Another and probably less known fact is that a very small percentage of people in Pakistan have access to landlines. The time and cost of getting a landline is far greater than buying a SIM card. Although the recent changes by PTA have posed some restrictions on the number of cards that can be issued to a person, the option of acquiring a mobile connection is still more convenient as compared to a land line.
When it comes to smartphones, Android ranks topmost among the highest desirable mobile Operating Systems in the country. According to Grappetite, a mobile app development firm in Pakistan, 68% of the smartphone users in Pakistan are on Android. Considering brand popularity, Samsung ranks first, iPhone ranks second and QMobile ranks third. It is astounding to see that QMobile has been picking up 21% of the market share in the local mobile industry.
However, mobile internet usage is still very uncommon in Pakistan. Surprisingly, 80% of the users in the country spend less than $100 on a mobile phone, and even fewer access the internet on the go. Ansr.io, a mobile survey company, estimates that the smartphone penetration in the market has only been 10% since 2013. This is a fairly small figure compared to the 45% users in Lebanon who have now switched to smartphones. One of the reasons, according to Grappetite is that 35% of the mobile users in Pakistan carry a low cost smartphone due to safety problems.
Safety is not the only concern. The heavy taxation imposed by telecommunication authorities is also limiting the growth in this sector. Grappetite estimates that the average user spends no more than Rs. 150 per month on mobile usage. The Pew Research Center also suggests that internet usage is strongly correlated with a country’s GDP per capita. Ironically, the popular social media website ‘Facebook’ is visited by two thirds of the country’s youth, and more than half of them come from the Pakistan’s top 10% affluent families.

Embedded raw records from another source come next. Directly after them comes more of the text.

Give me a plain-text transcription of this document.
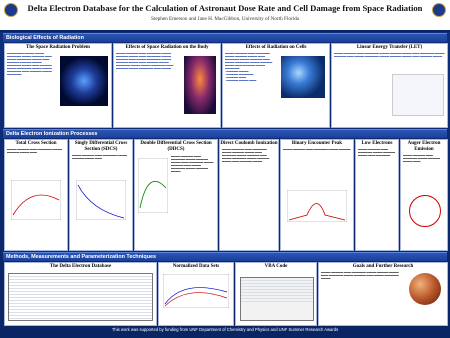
Delta Electron Database for the Calculation of Astronaut Dose Rate and Cell Damage from Space Radiation
Stephen Emerson and Jane H. MacGibbon, University of North Florida
Biological Effects of Radiation
The Space Radiation Problem
▬▬▬▬▬▬▬ ▬▬▬▬ ▬▬▬▬ ▬▬▬▬▬▬ ▬▬▬▬ ▬▬▬▬▬ ▬▬▬ ▬▬▬▬ ▬▬▬▬▬▬ ▬▬▬▬ ▬▬▬ ▬▬▬▬▬ ▬▬▬▬▬ ▬▬▬▬ ▬▬▬▬▬▬ ▬▬▬▬ ▬▬▬ ▬▬▬▬▬ ▬▬▬▬ ▬▬▬▬▬▬ ▬▬▬▬ ▬▬▬▬ ▬▬▬▬▬▬ ▬▬▬ ▬▬▬▬▬ ▬▬▬▬ ▬▬▬▬▬▬
Effects of Space Radiation on the Body
▬▬▬▬ ▬▬▬▬▬ ▬▬▬ ▬▬▬▬▬▬ ▬▬▬▬ ▬▬▬▬▬ ▬▬▬▬ ▬▬▬ ▬▬▬▬▬▬ ▬▬▬▬ ▬▬▬▬▬ ▬▬▬ ▬▬▬▬ ▬▬▬▬▬▬ ▬▬▬▬ ▬▬▬▬▬ ▬▬▬▬ ▬▬▬ ▬▬▬▬▬ ▬▬▬▬ ▬▬▬▬▬▬ ▬▬▬▬ ▬▬▬▬ ▬▬▬▬▬▬ ▬▬▬ ▬▬▬▬▬ ▬▬▬▬ ▬▬▬▬▬▬ ▬▬▬ ▬▬▬▬
Effects of Radiation on Cells
▬▬▬▬ ▬▬▬▬▬ ▬▬▬ ▬▬▬▬▬▬ ▬▬▬▬ ▬▬▬▬▬ ▬▬▬▬ ▬▬▬ ▬▬▬▬▬▬ ▬▬▬▬ ▬▬▬▬▬ ▬▬▬ ▬▬▬▬ ▬▬▬▬▬▬ ▬▬▬▬ ▬▬▬▬▬ ▬▬▬▬ ▬▬▬ ▬▬▬▬▬ ▬▬▬▬ ▬▬▬▬▬▬
• ▬▬▬▬▬ ▬▬▬▬
• ▬▬▬▬▬ ▬▬▬▬▬▬
• ▬▬▬▬▬ ▬▬▬
• ▬▬▬▬▬ ▬▬▬▬ ▬▬▬
Linear Energy Transfer (LET)
▬▬▬▬ ▬▬▬▬▬ ▬▬▬ ▬▬▬▬▬▬ ▬▬▬▬ ▬▬▬▬▬ ▬▬▬▬ ▬▬▬ ▬▬▬▬▬▬ ▬▬▬▬ ▬▬▬▬▬ ▬▬▬ ▬▬▬▬ ▬▬▬▬▬▬ ▬▬▬▬ ▬▬▬▬▬ ▬▬▬▬ ▬▬▬ ▬▬▬▬▬ ▬▬▬▬
Delta Electron Ionization Processes
Total Cross Section
▬▬▬▬ ▬▬▬▬▬ ▬▬▬ ▬▬▬▬▬▬ ▬▬▬▬ ▬▬▬▬▬ ▬▬▬▬ ▬▬▬
Singly Differential Cross Section (SDCS)
▬▬▬▬ ▬▬▬▬▬ ▬▬▬ ▬▬▬▬▬▬ ▬▬▬▬ ▬▬▬▬▬ ▬▬▬▬ ▬▬▬
Double Differential Cross Section (DDCS)
▬▬▬▬ ▬▬▬▬▬ ▬▬▬ ▬▬▬▬▬▬ ▬▬▬▬ ▬▬▬▬▬ ▬▬▬▬ ▬▬▬ ▬▬▬▬▬▬ ▬▬▬▬ ▬▬▬▬▬ ▬▬▬ ▬▬▬▬ ▬▬▬▬▬▬ ▬▬▬▬ ▬▬▬▬▬ ▬▬▬▬
Direct Coulomb Ionization
▬▬▬▬ ▬▬▬▬▬ ▬▬▬ ▬▬▬▬▬▬ ▬▬▬▬ ▬▬▬▬▬ ▬▬▬▬ ▬▬▬ ▬▬▬▬▬▬ ▬▬▬▬ ▬▬▬▬▬ ▬▬▬ ▬▬▬▬ ▬▬▬▬▬▬ ▬▬▬▬ ▬▬▬▬▬ ▬▬▬▬ ▬▬▬ ▬▬▬▬▬ ▬▬▬▬
Binary Encounter Peak
▬▬▬▬ ▬▬▬▬▬ ▬▬▬ ▬▬▬▬▬▬ ▬▬▬▬ ▬▬▬▬▬
Low Electrons
▬▬▬▬ ▬▬▬▬▬ ▬▬▬ ▬▬▬▬▬▬ ▬▬▬▬ ▬▬▬▬▬ ▬▬▬▬ ▬▬▬ ▬▬▬▬▬▬
Auger Electron Emission
▬▬▬▬ ▬▬▬▬▬ ▬▬▬ ▬▬▬▬▬▬ ▬▬▬▬ ▬▬▬▬▬ ▬▬▬▬ ▬▬▬
Methods, Measurements and Parameterization Techniques
The Delta Electron Database	Normalized Data Sets	VBA Code	Goals and Further Research
▬▬▬▬ ▬▬▬▬▬ ▬▬▬ ▬▬▬▬▬▬ ▬▬▬▬ ▬▬▬▬▬ ▬▬▬▬ ▬▬▬ ▬▬▬▬▬▬ ▬▬▬▬ ▬▬▬▬▬ ▬▬▬ ▬▬▬▬ ▬▬▬▬▬▬ ▬▬▬▬
This work was supported by funding from UNF Department of Chemistry and Physics and UNF Summer Research Awards
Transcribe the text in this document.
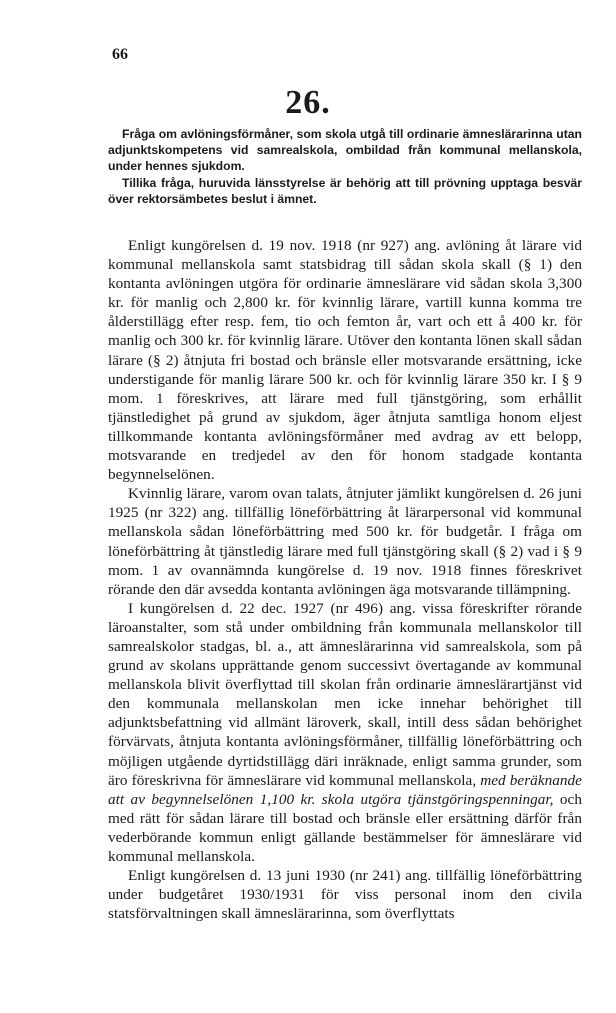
66
26.

Fråga om avlöningsförmåner, som skola utgå till ordinarie ämneslärarinna utan adjunktskompetens vid samrealskola, ombildad från kommunal mellanskola, under hennes sjukdom.

Tillika fråga, huruvida länsstyrelse är behörig att till prövning upptaga besvär över rektorsämbetes beslut i ämnet.

Enligt kungörelsen d. 19 nov. 1918 (nr 927) ang. avlöning åt lärare vid kommunal mellanskola samt statsbidrag till sådan skola skall (§ 1) den kontanta avlöningen utgöra för ordinarie ämneslärare vid sådan skola 3,300 kr. för manlig och 2,800 kr. för kvinnlig lärare, vartill kunna komma tre ålderstillägg efter resp. fem, tio och femton år, vart och ett å 400 kr. för manlig och 300 kr. för kvinnlig lärare. Utöver den kontanta lönen skall sådan lärare (§ 2) åtnjuta fri bostad och bränsle eller motsvarande ersättning, icke understigande för manlig lärare 500 kr. och för kvinnlig lärare 350 kr. I § 9 mom. 1 föreskrives, att lärare med full tjänstgöring, som erhållit tjänstledighet på grund av sjukdom, äger åtnjuta samtliga honom eljest tillkommande kontanta avlöningsförmåner med avdrag av ett belopp, motsvarande en tredjedel av den för honom stadgade kontanta begynnelselönen.

Kvinnlig lärare, varom ovan talats, åtnjuter jämlikt kungörelsen d. 26 juni 1925 (nr 322) ang. tillfällig löneförbättring åt lärarpersonal vid kommunal mellanskola sådan löneförbättring med 500 kr. för budgetår. I fråga om löneförbättring åt tjänstledig lärare med full tjänstgöring skall (§ 2) vad i § 9 mom. 1 av ovannämnda kungörelse d. 19 nov. 1918 finnes föreskrivet rörande den där avsedda kontanta avlöningen äga motsvarande tillämpning.

I kungörelsen d. 22 dec. 1927 (nr 496) ang. vissa föreskrifter rörande läroanstalter, som stå under ombildning från kommunala mellanskolor till samrealskolor stadgas, bl. a., att ämneslärarinna vid samrealskola, som på grund av skolans upprättande genom successivt övertagande av kommunal mellanskola blivit överflyttad till skolan från ordinarie ämneslärartjänst vid den kommunala mellanskolan men icke innehar behörighet till adjunktsbefattning vid allmänt läroverk, skall, intill dess sådan behörighet förvärvats, åtnjuta kontanta avlöningsförmåner, tillfällig löneförbättring och möjligen utgående dyrtidstillägg däri inräknade, enligt samma grunder, som äro föreskrivna för ämneslärare vid kommunal mellanskola, med beräknande att av begynnelselönen 1,100 kr. skola utgöra tjänstgöringspenningar, och med rätt för sådan lärare till bostad och bränsle eller ersättning därför från vederbörande kommun enligt gällande bestämmelser för ämneslärare vid kommunal mellanskola.

Enligt kungörelsen d. 13 juni 1930 (nr 241) ang. tillfällig löneförbättring under budgetåret 1930/1931 för viss personal inom den civila statsförvaltningen skall ämneslärarinna, som överflyttats
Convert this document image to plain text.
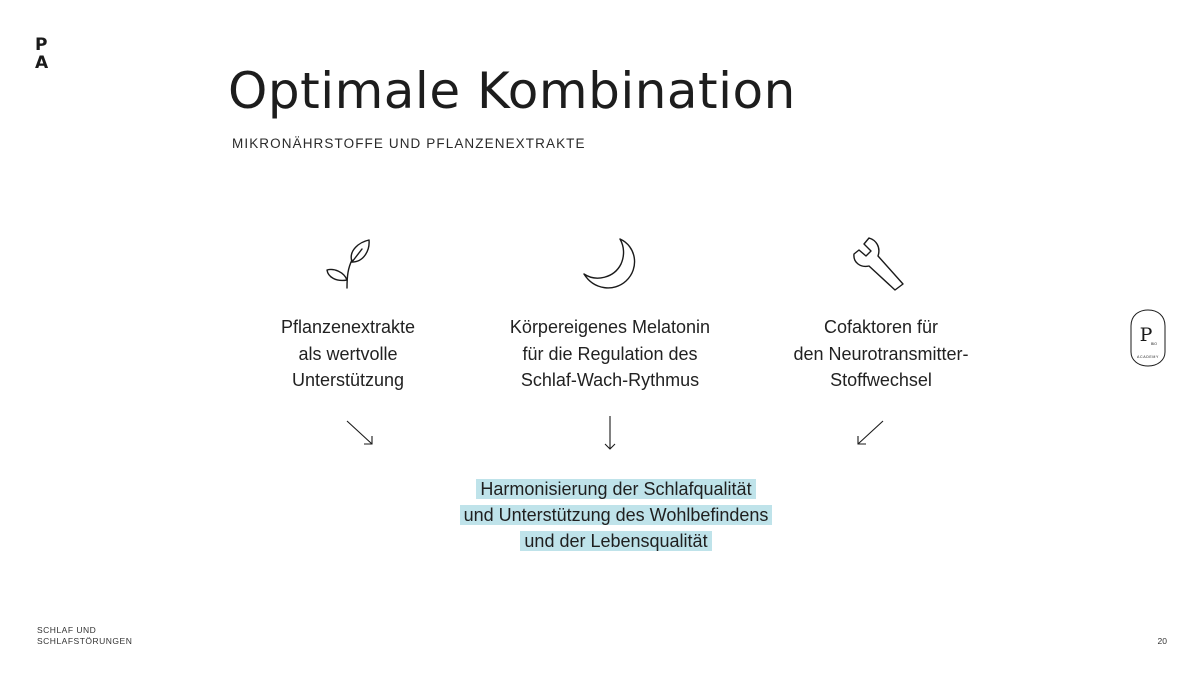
P
A	Optimale Kombination
MIKRONÄHRSTOFFE UND PFLANZENEXTRAKTE
Pflanzenextrakte
als wertvolle
Unterstützung
Körpereigenes Melatonin
für die Regulation des
Schlaf-Wach-Rythmus
Cofaktoren für
den Neurotransmitter-
Stoffwechsel
Harmonisierung der Schlafqualität
und Unterstützung des Wohlbefindens
und der Lebensqualität
P
BIO
ACADEMY
SCHLAF UND
SCHLAFSTÖRUNGEN	20
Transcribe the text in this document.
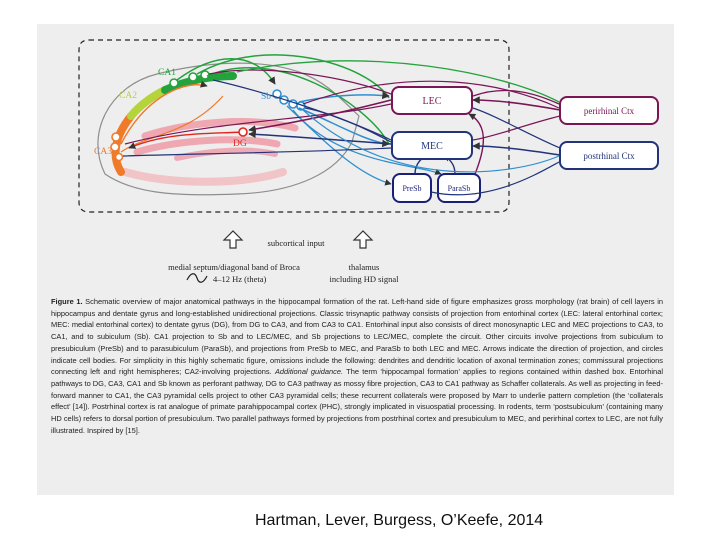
CA1
CA2
CA3
DG
Sb	LEC
MEC
PreSb	ParaSb
perirhinal Ctx
postrhinal Ctx
subcortical input
medial septum/diagonal band of Broca	thalamus
4–12 Hz (theta)	including HD signal

Figure 1. Schematic overview of major anatomical pathways in the hippocampal formation of the rat. Left-hand side of figure emphasizes gross morphology (rat brain) of cell layers in hippocampus and dentate gyrus and long-established unidirectional projections. Classic trisynaptic pathway consists of projection from entorhinal cortex (LEC: lateral entorhinal cortex; MEC: medial entorhinal cortex) to dentate gyrus (DG), from DG to CA3, and from CA3 to CA1. Entorhinal input also consists of direct monosynaptic LEC and MEC projections to CA3, to CA1, and to subiculum (Sb). CA1 projection to Sb and to LEC/MEC, and Sb projections to LEC/MEC, complete the circuit. Other circuits involve projections from subiculum to presubiculum (PreSb) and to parasubiculum (ParaSb), and projections from PreSb to MEC, and ParaSb to both LEC and MEC. Arrows indicate the direction of projection, and circles indicate cell bodies. For simplicity in this highly schematic figure, omissions include the following: dendrites and dendritic location of axonal termination zones; commissural projections connecting left and right hemispheres; CA2-involving projections. Additional guidance. The term ‘hippocampal formation’ applies to regions contained within dashed box. Entorhinal pathways to DG, CA3, CA1 and Sb known as perforant pathway, DG to CA3 pathway as mossy fibre projection, CA3 to CA1 pathway as Schaffer collaterals. As well as projecting in feed-forward manner to CA1, the CA3 pyramidal cells project to other CA3 pyramidal cells; these recurrent collaterals were proposed by Marr to underlie pattern completion (the ‘collaterals effect’ [14]). Postrhinal cortex is rat analogue of primate parahippocampal cortex (PHC), strongly implicated in visuospatial processing. In rodents, term ‘postsubiculum’ (containing many HD cells) refers to dorsal portion of presubiculum. Two parallel pathways formed by projections from postrhinal cortex and presubiculum to MEC, and perirhinal cortex to LEC, are not fully illustrated. Inspired by [15].

Hartman, Lever, Burgess, O’Keefe, 2014
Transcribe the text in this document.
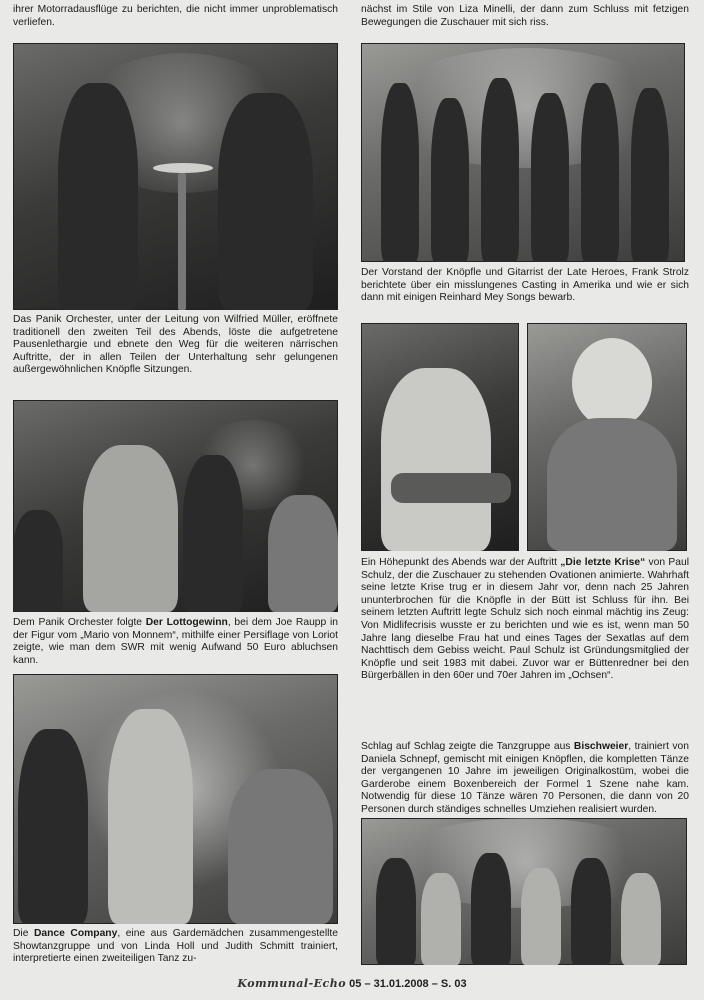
ihrer Motorradausflüge zu berichten, die nicht immer unproblematisch verliefen.

Das Panik Orchester, unter der Leitung von Wilfried Müller, eröffnete traditionell den zweiten Teil des Abends, löste die aufgetretene Pausenlethargie und ebnete den Weg für die weiteren närrischen Auftritte, der in allen Teilen der Unterhaltung sehr gelungenen außergewöhnlichen Knöpfle Sitzungen.

Dem Panik Orchester folgte Der Lottogewinn, bei dem Joe Raupp in der Figur vom „Mario von Monnem“, mithilfe einer Persiflage von Loriot zeigte, wie man dem SWR mit wenig Aufwand 50 Euro abluchsen kann.

Die Dance Company, eine aus Gardemädchen zusammengestellte Showtanzgruppe und von Linda Holl und Judith Schmitt trainiert, interpretierte einen zweiteiligen Tanz zu-

nächst im Stile von Liza Minelli, der dann zum Schluss mit fetzigen Bewegungen die Zuschauer mit sich riss.

Der Vorstand der Knöpfle und Gitarrist der Late Heroes, Frank Strolz berichtete über ein misslungenes Casting in Amerika und wie er sich dann mit einigen Reinhard Mey Songs bewarb.

Ein Höhepunkt des Abends war der Auftritt „Die letzte Krise“ von Paul Schulz, der die Zuschauer zu stehenden Ovationen animierte. Wahrhaft seine letzte Krise trug er in diesem Jahr vor, denn nach 25 Jahren ununterbrochen für die Knöpfle in der Bütt ist Schluss für ihn. Bei seinem letzten Auftritt legte Schulz sich noch einmal mächtig ins Zeug: Von Midlifecrisis wusste er zu berichten und wie es ist, wenn man 50 Jahre lang dieselbe Frau hat und eines Tages der Sexatlas auf dem Nachttisch dem Gebiss weicht. Paul Schulz ist Gründungsmitglied der Knöpfle und seit 1983 mit dabei. Zuvor war er Büttenredner bei den Bürgerbällen in den 60er und 70er Jahren im „Ochsen“.

Schlag auf Schlag zeigte die Tanzgruppe aus Bischweier, trainiert von Daniela Schnepf, gemischt mit einigen Knöpflen, die kompletten Tänze der vergangenen 10 Jahre im jeweiligen Originalkostüm, wobei die Garderobe einem Boxenbereich der Formel 1 Szene nahe kam. Notwendig für diese 10 Tänze wären 70 Personen, die dann von 20 Personen durch ständiges schnelles Umziehen realisiert wurden.

Kommunal-Echo 05 – 31.01.2008 – S. 03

With 70% of the population under the age of 30, there is no question to the inevitable rise of the Mobile industry in Pakistan. However, the industry will continue to face challenges posed by the regulating authorities in tapping this niche market. The penetration of smartphone devices and the increase in the number of internet users is only possible by minimizing taxes, and making this technology affordable for the masses. Some of the sectors that the market analysts should continue to explore are E-commerce and mobile banking which can open up more opportunities for the mobile industry.